Bert Smith

Personal information
- Full name: Ernest Edwin Smith
- Date of birth: 4 January 1896
- Place of birth: Donegal, Ireland
- Height: 5 ft 11 in (1.80 m)

Senior career*
- Years: Team / Apps / (Gls)
- 1919–1923: Cardiff City / 105 / (2)
- 1923–1925: Middlesbrough / 21 / (0)
- 1925–1927: Watford / 50 / (1)

International career
- 1921–1923: Ireland / 4 / (0)

= Bert Smith (footballer, born 1896) =

Irish footballer

Ernest Edwin "Bert" Smith (born 4 January 1896, date of death unknown) was a professional footballer who played for Cardiff and then Middlesbrough and Watford. He was born in Donegal. He was capped four times by Ireland, captaining the team against England in 1922. Smith was born of English parents and his father worked as a lighthouse keeper in Donegal.
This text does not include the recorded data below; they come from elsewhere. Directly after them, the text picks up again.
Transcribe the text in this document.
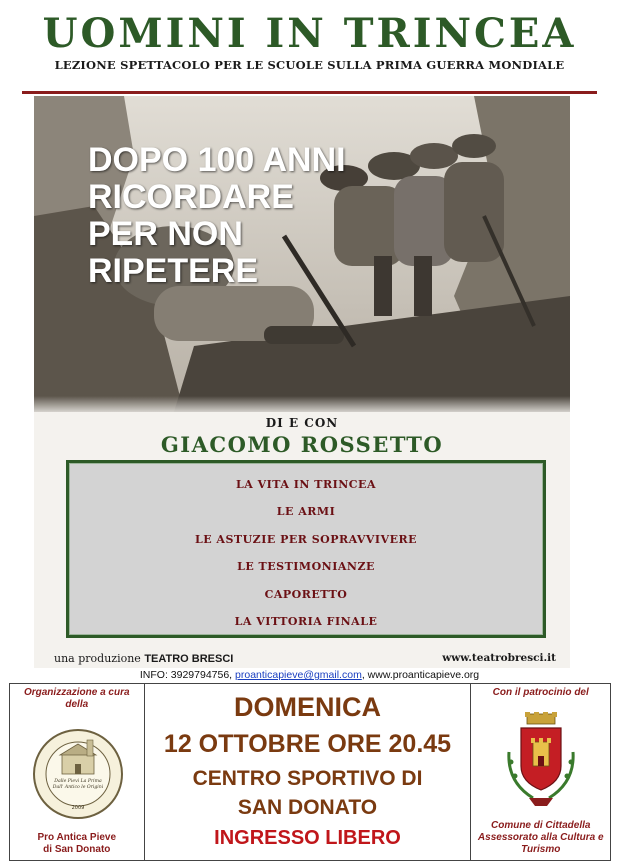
UOMINI IN TRINCEA
LEZIONE SPETTACOLO PER LE SCUOLE SULLA PRIMA GUERRA MONDIALE
DOPO 100 ANNI
RICORDARE
PER NON
RIPETERE
DI E CON
GIACOMO ROSSETTO
LA VITA IN TRINCEA
LE ARMI
LE ASTUZIE PER SOPRAVVIVERE
LE TESTIMONIANZE
CAPORETTO
LA VITTORIA FINALE
una produzione TEATRO BRESCI	www.teatrobresci.it
INFO: 3929794756, proanticapieve@gmail.com, www.proanticapieve.org
Organizzazione a cura
della
Dalle Pievi La Prima
Dall' Antico le Origini
2009
Pro Antica Pieve
di San Donato
DOMENICA
12 OTTOBRE ORE 20.45
CENTRO SPORTIVO DI
SAN DONATO
INGRESSO LIBERO
Con il patrocinio del
Comune di Cittadella
Assessorato alla Cultura e
Turismo
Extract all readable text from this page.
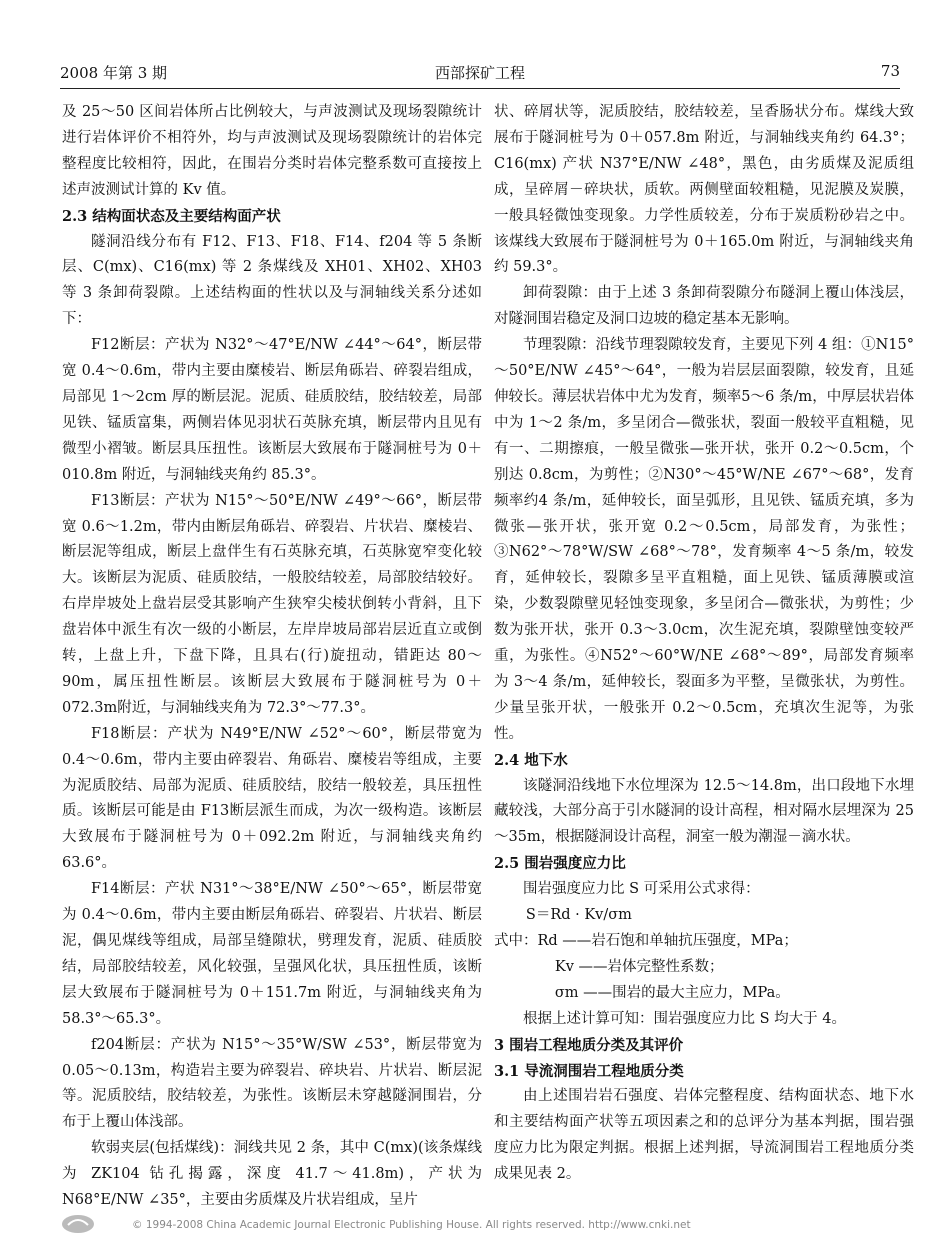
2008 年第 3 期	西部探矿工程	73

及 25～50 区间岩体所占比例较大，与声波测试及现场裂隙统计进行岩体评价不相符外，均与声波测试及现场裂隙统计的岩体完整程度比较相符，因此，在围岩分类时岩体完整系数可直接按上述声波测试计算的 Kv 值。

2.3 结构面状态及主要结构面产状

隧洞沿线分布有 F12、F13、F18、F14、f204 等 5 条断层、C(mx)、C16(mx) 等 2 条煤线及 XH01、XH02、XH03 等 3 条卸荷裂隙。上述结构面的性状以及与洞轴线关系分述如下：

F12断层：产状为 N32°～47°E/NW ∠44°～64°，断层带宽 0.4～0.6m，带内主要由糜棱岩、断层角砾岩、碎裂岩组成，局部见 1～2cm 厚的断层泥。泥质、硅质胶结，胶结较差，局部见铁、锰质富集，两侧岩体见羽状石英脉充填，断层带内且见有微型小褶皱。断层具压扭性。该断层大致展布于隧洞桩号为 0＋010.8m 附近，与洞轴线夹角约 85.3°。

F13断层：产状为 N15°～50°E/NW ∠49°～66°，断层带宽 0.6～1.2m，带内由断层角砾岩、碎裂岩、片状岩、糜棱岩、断层泥等组成，断层上盘伴生有石英脉充填，石英脉宽窄变化较大。该断层为泥质、硅质胶结，一般胶结较差，局部胶结较好。右岸岸坡处上盘岩层受其影响产生狭窄尖棱状倒转小背斜，且下盘岩体中派生有次一级的小断层，左岸岸坡局部岩层近直立或倒转，上盘上升，下盘下降，且具右(行)旋扭动，错距达 80～90m，属压扭性断层。该断层大致展布于隧洞桩号为 0＋072.3m附近，与洞轴线夹角为 72.3°～77.3°。

F18断层：产状为 N49°E/NW ∠52°～60°，断层带宽为 0.4～0.6m，带内主要由碎裂岩、角砾岩、糜棱岩等组成，主要为泥质胶结、局部为泥质、硅质胶结，胶结一般较差，具压扭性质。该断层可能是由 F13断层派生而成，为次一级构造。该断层大致展布于隧洞桩号为 0＋092.2m 附近，与洞轴线夹角约 63.6°。

F14断层：产状 N31°～38°E/NW ∠50°～65°，断层带宽为 0.4～0.6m，带内主要由断层角砾岩、碎裂岩、片状岩、断层泥，偶见煤线等组成，局部呈缝隙状，劈理发育，泥质、硅质胶结，局部胶结较差，风化较强，呈强风化状，具压扭性质，该断层大致展布于隧洞桩号为 0＋151.7m 附近，与洞轴线夹角为 58.3°～65.3°。

f204断层：产状为 N15°～35°W/SW ∠53°，断层带宽为 0.05～0.13m，构造岩主要为碎裂岩、碎块岩、片状岩、断层泥等。泥质胶结，胶结较差，为张性。该断层未穿越隧洞围岩，分布于上覆山体浅部。

软弱夹层(包括煤线)：洞线共见 2 条，其中 C(mx)(该条煤线为 ZK104 钻孔揭露，深度 41.7～41.8m)，产状为 N68°E/NW ∠35°，主要由劣质煤及片状岩组成，呈片

状、碎屑状等，泥质胶结，胶结较差，呈香肠状分布。煤线大致展布于隧洞桩号为 0＋057.8m 附近，与洞轴线夹角约 64.3°；C16(mx) 产状 N37°E/NW ∠48°，黑色，由劣质煤及泥质组成，呈碎屑－碎块状，质软。两侧壁面较粗糙，见泥膜及炭膜，一般具轻微蚀变现象。力学性质较差，分布于炭质粉砂岩之中。该煤线大致展布于隧洞桩号为 0＋165.0m 附近，与洞轴线夹角约 59.3°。

卸荷裂隙：由于上述 3 条卸荷裂隙分布隧洞上覆山体浅层，对隧洞围岩稳定及洞口边坡的稳定基本无影响。

节理裂隙：沿线节理裂隙较发育，主要见下列 4 组：①N15°～50°E/NW ∠45°～64°，一般为岩层层面裂隙，较发育，且延伸较长。薄层状岩体中尤为发育，频率5～6 条/m，中厚层状岩体中为 1～2 条/m，多呈闭合—微张状，裂面一般较平直粗糙，见有一、二期擦痕，一般呈微张—张开状，张开 0.2～0.5cm，个别达 0.8cm，为剪性；②N30°～45°W/NE ∠67°～68°，发育频率约4 条/m，延伸较长，面呈弧形，且见铁、锰质充填，多为微张—张开状，张开宽 0.2～0.5cm，局部发育，为张性；③N62°～78°W/SW ∠68°～78°，发育频率 4～5 条/m，较发育，延伸较长，裂隙多呈平直粗糙，面上见铁、锰质薄膜或渲染，少数裂隙壁见轻蚀变现象，多呈闭合—微张状，为剪性；少数为张开状，张开 0.3～3.0cm，次生泥充填，裂隙壁蚀变较严重，为张性。④N52°～60°W/NE ∠68°～89°，局部发育频率为 3～4 条/m，延伸较长，裂面多为平整，呈微张状，为剪性。少量呈张开状，一般张开 0.2～0.5cm，充填次生泥等，为张性。

2.4 地下水

该隧洞沿线地下水位埋深为 12.5～14.8m，出口段地下水埋藏较浅，大部分高于引水隧洞的设计高程，相对隔水层埋深为 25～35m，根据隧洞设计高程，洞室一般为潮湿－滴水状。

2.5 围岩强度应力比

围岩强度应力比 S 可采用公式求得：

S＝Rd · Kv/σm

式中：Rd ——岩石饱和单轴抗压强度，MPa；

Kv ——岩体完整性系数；

σm ——围岩的最大主应力，MPa。

根据上述计算可知：围岩强度应力比 S 均大于 4。

3 围岩工程地质分类及其评价

3.1 导流洞围岩工程地质分类

由上述围岩岩石强度、岩体完整程度、结构面状态、地下水和主要结构面产状等五项因素之和的总评分为基本判据，围岩强度应力比为限定判据。根据上述判据，导流洞围岩工程地质分类成果见表 2。

© 1994-2008 China Academic Journal Electronic Publishing House. All rights reserved. http://www.cnki.net
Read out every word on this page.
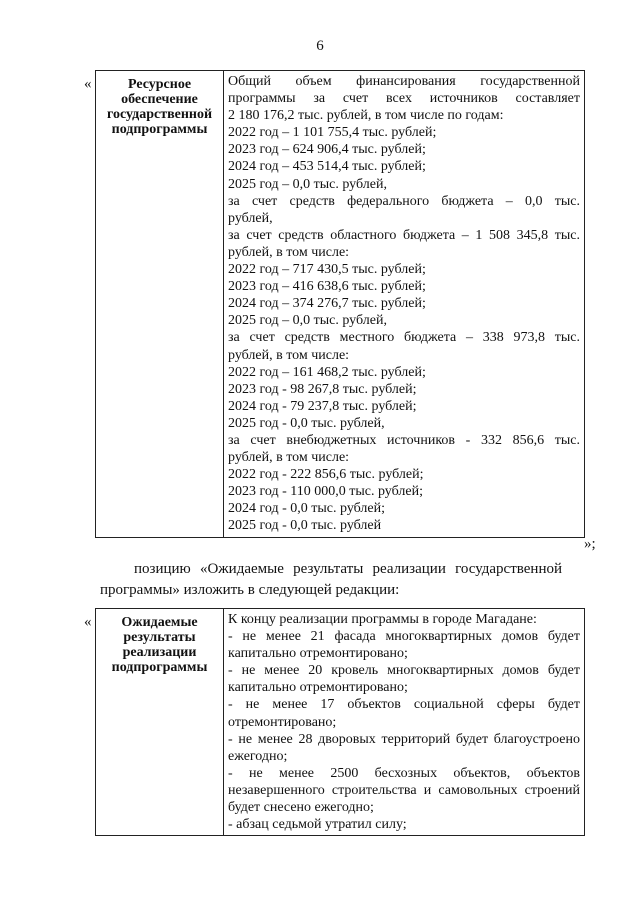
6
«	Ресурсное
обеспечение
государственной
подпрограммы

Общий объем финансирования государственной
программы за счет всех источников составляет
2 180 176,2 тыс. рублей, в том числе по годам:
2022 год – 1 101 755,4 тыс. рублей;
2023 год – 624 906,4 тыс. рублей;
2024 год – 453 514,4 тыс. рублей;
2025 год – 0,0 тыс. рублей,
за счет средств федерального бюджета – 0,0 тыс.
рублей,
за счет средств областного бюджета – 1 508 345,8 тыс.
рублей, в том числе:
2022 год – 717 430,5 тыс. рублей;
2023 год – 416 638,6 тыс. рублей;
2024 год – 374 276,7 тыс. рублей;
2025 год – 0,0 тыс. рублей,
за счет средств местного бюджета – 338 973,8 тыс.
рублей, в том числе:
2022 год – 161 468,2 тыс. рублей;
2023 год - 98 267,8 тыс. рублей;
2024 год - 79 237,8 тыс. рублей;
2025 год - 0,0 тыс. рублей,
за счет внебюджетных источников - 332 856,6 тыс.
рублей, в том числе:
2022 год - 222 856,6 тыс. рублей;
2023 год - 110 000,0 тыс. рублей;
2024 год - 0,0 тыс. рублей;
2025 год - 0,0 тыс. рублей
»;
позицию «Ожидаемые результаты реализации государственной
программы» изложить в следующей редакции:
«	Ожидаемые
результаты
реализации
подпрограммы

К концу реализации программы в городе Магадане:
- не менее 21 фасада многоквартирных домов будет
капитально отремонтировано;
- не менее 20 кровель многоквартирных домов будет
капитально отремонтировано;
- не менее 17 объектов социальной сферы будет
отремонтировано;
- не менее 28 дворовых территорий будет благоустроено
ежегодно;
- не менее 2500 бесхозных объектов, объектов
незавершенного строительства и самовольных строений
будет снесено ежегодно;
- абзац седьмой утратил силу;
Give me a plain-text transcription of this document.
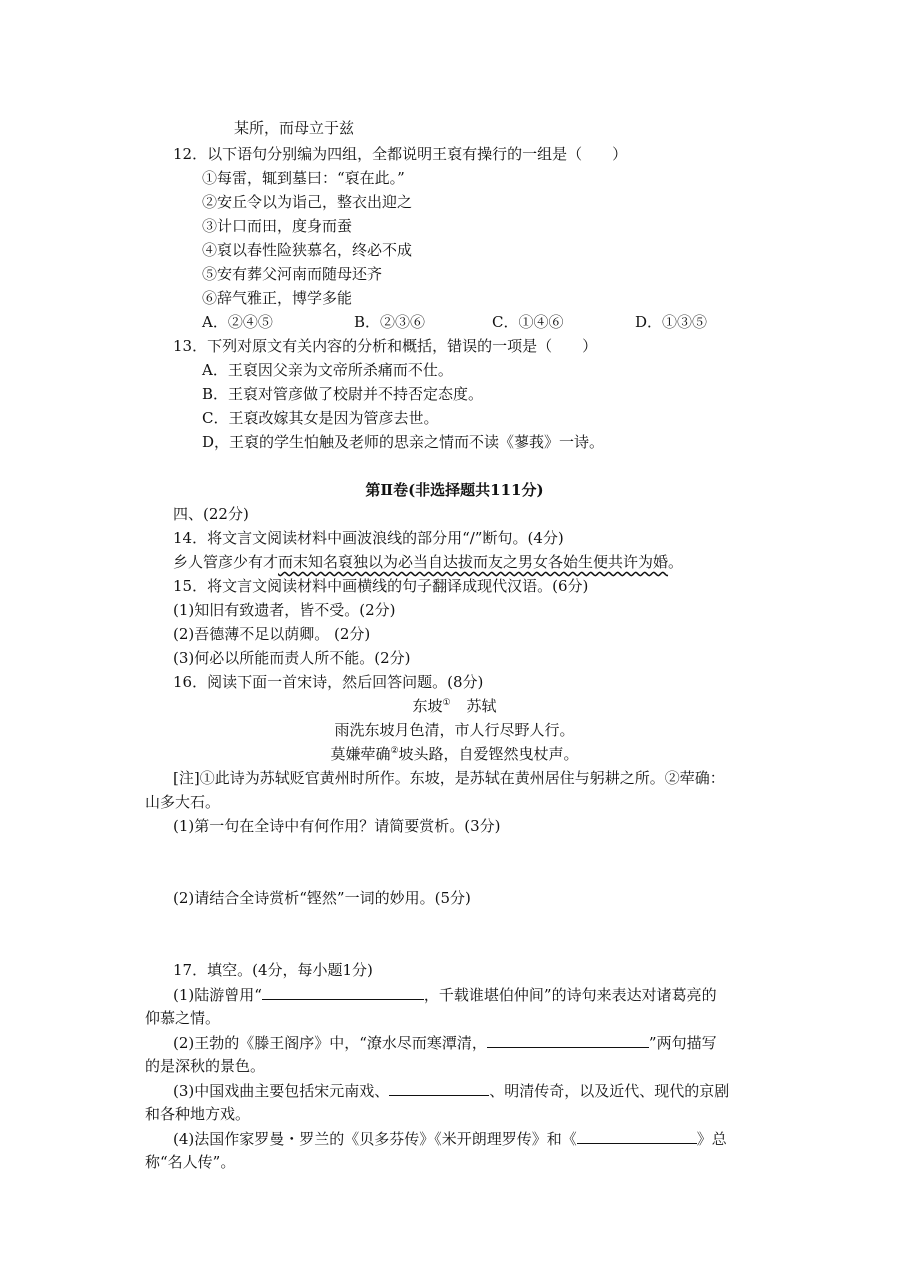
某所，而母立于兹
12．以下语句分别编为四组，全都说明王裒有操行的一组是（　　）
①每雷，辄到墓曰：“裒在此。”
②安丘令以为诣己，整衣出迎之
③计口而田，度身而蚕
④裒以春性险狭慕名，终必不成
⑤安有葬父河南而随母还齐
⑥辞气雅正，博学多能
A．②④⑤	B．②③⑥	C．①④⑥	D．①③⑤
13．下列对原文有关内容的分析和概括，错误的一项是（　　）
A．王裒因父亲为文帝所杀痛而不仕。
B．王裒对管彦做了校尉并不持否定态度。
C．王裒改嫁其女是因为管彦去世。
D，王裒的学生怕触及老师的思亲之情而不读《蓼莪》一诗。
第Ⅱ卷(非选择题共111分)
四、(22分)
14．将文言文阅读材料中画波浪线的部分用“/”断句。(4分)
乡人管彦少有才而末知名裒独以为必当自达拔而友之男女各始生便共许为婚。
15．将文言文阅读材料中画横线的句子翻译成现代汉语。(6分)
(1)知旧有致遗者，皆不受。(2分)
(2)吾德薄不足以荫卿。 (2分)
(3)何必以所能而责人所不能。(2分)
16．阅读下面一首宋诗，然后回答问题。(8分)
东坡① 苏轼
雨洗东坡月色清，市人行尽野人行。
莫嫌荦确②坡头路，自爱铿然曳杖声。
[注]①此诗为苏轼贬官黄州时所作。东坡，是苏轼在黄州居住与躬耕之所。②荦确：
山多大石。
(1)第一句在全诗中有何作用？请简要赏析。(3分)
(2)请结合全诗赏析“铿然”一词的妙用。(5分)
17．填空。(4分，每小题1分)
(1)陆游曾用“	，千载谁堪伯仲间”的诗句来表达对诸葛亮的
仰慕之情。
(2)王勃的《滕王阁序》中，“潦水尽而寒潭清，	”两句描写
的是深秋的景色。
(3)中国戏曲主要包括宋元南戏、	、明清传奇，以及近代、现代的京剧
和各种地方戏。
(4)法国作家罗曼・罗兰的《贝多芬传》《米开朗理罗传》和《	》总
称“名人传”。
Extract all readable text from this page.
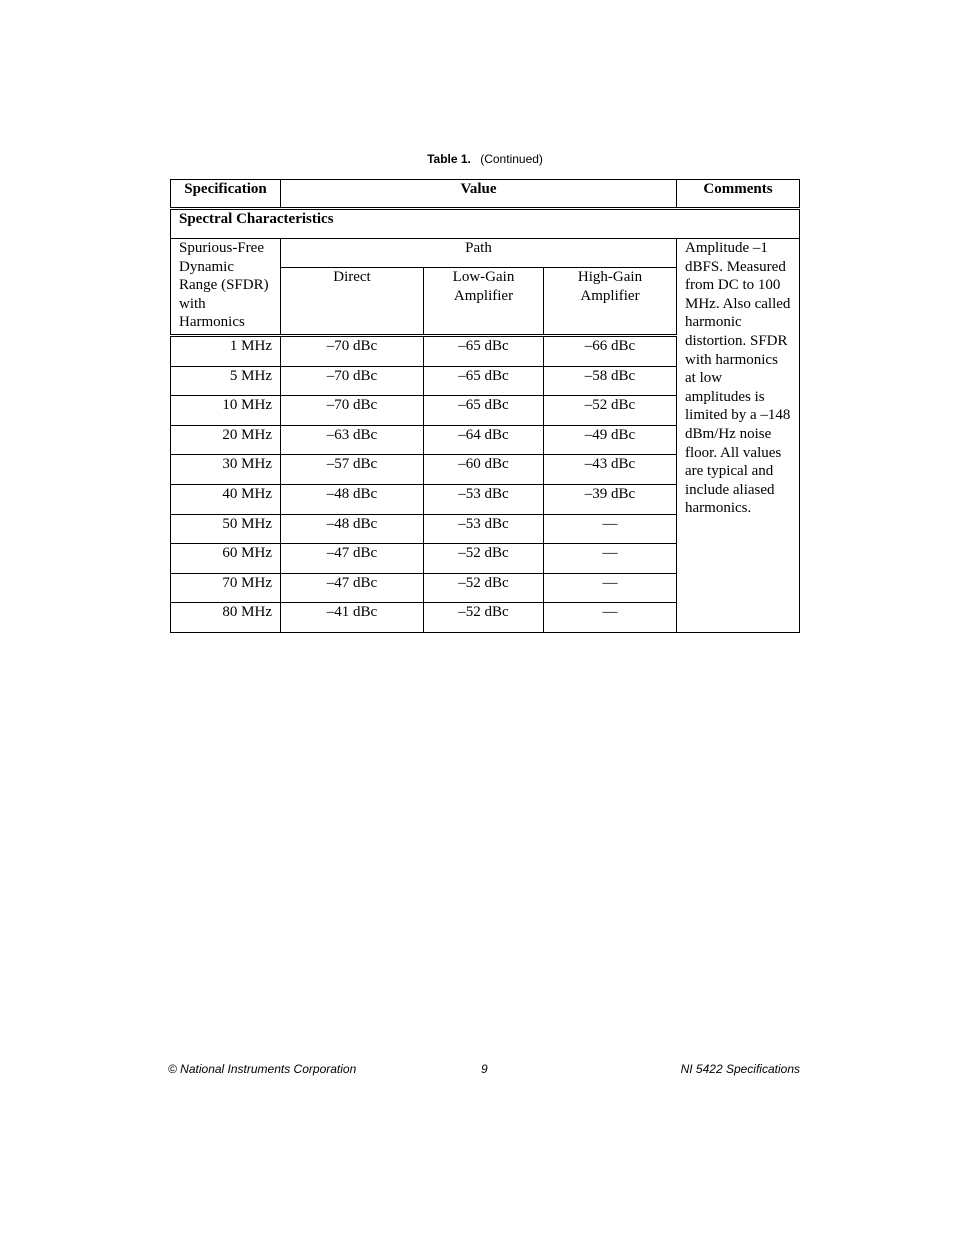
Table 1. (Continued)
Specification	Value			Comments
Spectral Characteristics				
Spurious-Free Dynamic Range (SFDR) with Harmonics	Path			Amplitude –1 dBFS. Measured from DC to 100 MHz. Also called harmonic distortion. SFDR with harmonics at low amplitudes is limited by a –148 dBm/Hz noise floor. All values are typical and include aliased harmonics.
	Direct	Low-Gain Amplifier	High-Gain Amplifier	
1 MHz	–70 dBc	–65 dBc	–66 dBc	
5 MHz	–70 dBc	–65 dBc	–58 dBc	
10 MHz	–70 dBc	–65 dBc	–52 dBc	
20 MHz	–63 dBc	–64 dBc	–49 dBc	
30 MHz	–57 dBc	–60 dBc	–43 dBc	
40 MHz	–48 dBc	–53 dBc	–39 dBc	
50 MHz	–48 dBc	–53 dBc	—	
60 MHz	–47 dBc	–52 dBc	—	
70 MHz	–47 dBc	–52 dBc	—	
80 MHz	–41 dBc	–52 dBc	—	
© National Instruments Corporation	9	NI 5422 Specifications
Smith's football career began during World War I when he played for the Indian army. On his return to Britain he joined Cardiff City for the start of the 1919–1920 season as they played in the Southern Football League. He played more times than any other player in that season and remained with the club as they were elected into the Football League the following year. Cardiff were promoted into division one after just one season in division two along with Birmingham City. Smith scored the club's first ever goal in the first division when he found the net in a 2–1 defeat to Aston Villa, also scoring a goal for Cardiff in the FA Cup semi final in 1921 during a 2–1 defeat to eventual winners Wolverhampton Wanderers.

He was allowed to leave the club in 1923 to join Middlesbrough, but his opportunities at the side were limited so he moved on again in 1925, this time to join Watford. He made 50 league appearances for the club before finishing his career at non-league Emsworth F.C.. He was also capped 4 times for Ireland. After retiring from football he owned and ran a guest house in the Isle of Wight.